In conclusion, while the bill could create meaningful fiscal pressure on Texas's criminal justice infrastructure, particularly in communities already managing high drug-related caseloads, the exact budgetary effect cannot be measured without further data or implementation history.
SB 1152 presents a well-intentioned effort to strengthen Texas’s ability to prosecute repeat drug offenders by creating a new third-degree felony offense for the “continuous manufacture or delivery of a controlled substance.” The bill is designed to address a gap in current law that allows individuals who repeatedly engage in small-scale drug trafficking to face only low-level charges unless they’ve already been convicted multiple times. By allowing prosecutors to combine repeated offenses over a 12-month period into one felony charge, the bill aims to streamline prosecution and increase accountability for chronic offenders.
However, the bill also raises notable concerns related to due process and constitutional protections. Specifically, it permits a conviction without requiring the jury to unanimously agree on which specific acts occurred, when they happened, or where—only that two or more such acts happened within the defined period. This deviates from standard protections found in Article I, Section 10 of the Texas Constitution, which guarantees the right to know and confront the charges one is accused of. Without clear safeguards ensuring that convictions are based on well-defined and provable actions, the bill risks enabling convictions on vague or generalized allegations, which could undermine individual liberty and due process.
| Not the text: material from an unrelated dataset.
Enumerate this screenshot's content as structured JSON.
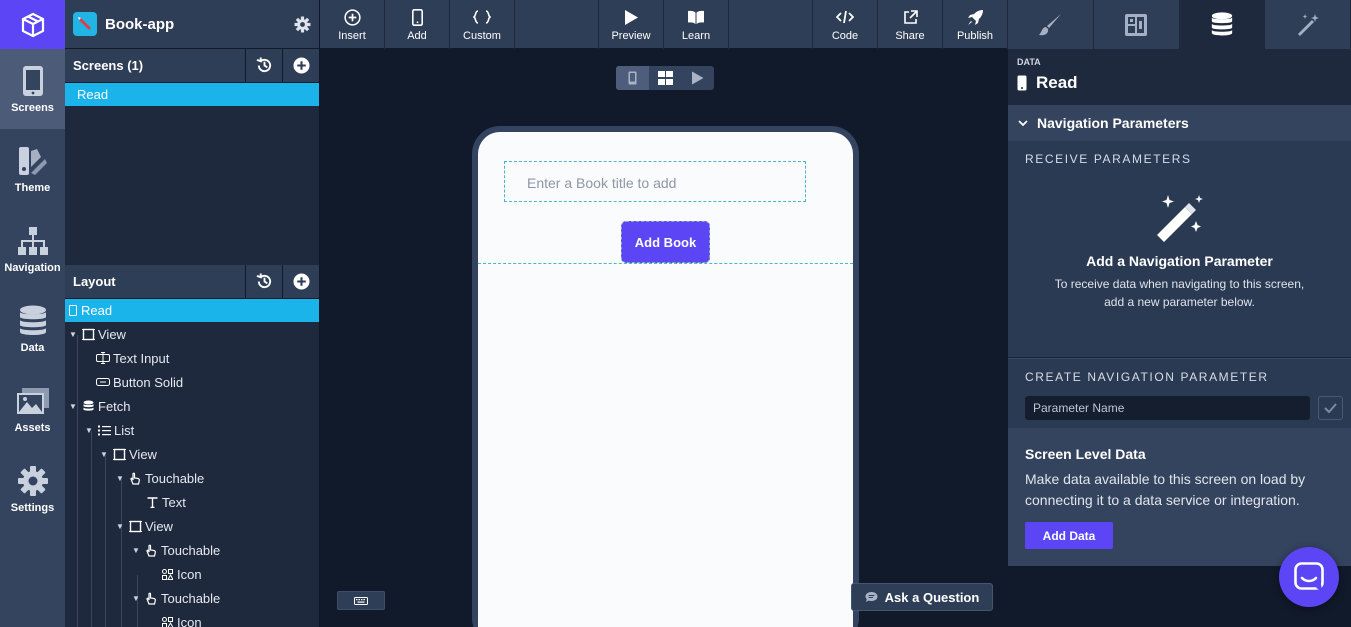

Additionally, while the fiscal impact of the bill is currently indeterminate, the Legislative Budget Board warns that it could increase the burden on both state and local correctional systems due to longer sentences and expanded prosecution. This potential expansion of the criminal justice system’s scope also conflicts with principles of limited government and taxpayer accountability.
In light of these considerations, Texas Policy Research recommends that lawmakers vote NO on SB 1152 unless amended to require traditional jury unanimity on at least two specific criminal acts, and consider adjustments to ensure that the charge is reserved for more serious or repeat offenders. These changes would help preserve constitutional protections while still achieving the bill’s goal of targeting persistent drug-related crime.